7. Heated indoor pool at your nearest leisure centre (Budget — council leisure centre session prices vary)

Nillumbik has heated indoor pool facilities accessible from Research. A two-hour swim session is one of the best value, genuinely tiring activities you can do with primary-school-aged kids in winter. Cheaper than most paid attractions, and the kids sleep well afterwards. Check the Nillumbik council leisure centre listings or the nearest YMCA-operated facility for vacation care swim sessions if you want something more structured.

8. Rainy-day backup: nearest indoor play centre or trampoline park (Paid)

Research and the surrounding Eltham corridor have indoor play and trampoline options in the nearby suburban network. These are the backup you book mentally for the day the weather is genuinely horrible — the kind of cold, grey, drizzling Tuesday where even a bundled-up park walk isn’t happening. Keep one of these in your back pocket and don’t use it until you need it. They’re busy during school holidays, so booking online in advance is worth doing.

9. Explore Eltham College Reserve and Kalbar Road Reserve (Free)

Research’s reserves — including Eltham College Reserve and Kalbar Road Reserve — are underused by residents on cold days for an obvious reason. But a short, brisk winter walk through local green space costs nothing, gives the kids somewhere to run and throw sticks, and bridges the gap between breakfast and an afternoon activity. The Eltham area’s bushy character means even a familiar walk feels different in winter light.

10. Snow day-trip to Lake Mountain (Full day, paid — toboggan hire ~$33 for ages 6+; season 6 Jun–6 Sep 2026)

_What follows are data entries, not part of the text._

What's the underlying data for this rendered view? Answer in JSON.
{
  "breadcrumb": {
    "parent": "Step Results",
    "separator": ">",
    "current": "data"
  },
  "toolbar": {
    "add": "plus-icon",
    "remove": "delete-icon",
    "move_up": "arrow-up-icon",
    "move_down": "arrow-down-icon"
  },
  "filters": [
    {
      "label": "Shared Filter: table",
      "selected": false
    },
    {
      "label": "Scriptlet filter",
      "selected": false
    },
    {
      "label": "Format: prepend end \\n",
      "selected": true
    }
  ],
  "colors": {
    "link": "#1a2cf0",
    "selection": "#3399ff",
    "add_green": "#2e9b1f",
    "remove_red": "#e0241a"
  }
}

Lake Mountain near Marysville is the realistic snow-day option from Research. It’s roughly 1.5–2 hours each way depending on where you’re starting — Research is already well north-east of the CBD, which takes about 30 minutes off the trip compared to city-based families. Go on a weekday if at all possible. Snow play areas and toboggan runs suit kids from about five or six upward. Pack food, warm layers, waterproof gloves, and plan for a full day — this isn’t a quick outing. Chains may be required; check road conditions the night before.

11. Christmas in July long lunch in the Yarra Valley (Paid — restaurant dependent)

Research sits at the edge of the Yarra Valley corridor, which means Christmas-in-July long lunches are genuinely close. Several Yarra Valley restaurants and wineries run special winter menus across the school holidays. This is the adults-with-older-kids option rather than a toddler outing, and it combines well with a morning walk somewhere scenic before the lunch booking. You’re driving territory you probably know well — a 20–30 minute run east rather than a city commute.


Planning tip: The two things that fill up fastest in Research and surrounding Nillumbik are free council school-holiday programs and O’Brien Icehouse public sessions. Check the Nillumbik Shire Council events page and the Icehouse website in the week before holidays start, not on the day you want to go. Everything else on this list you can decide the morning of — but those two need a booking.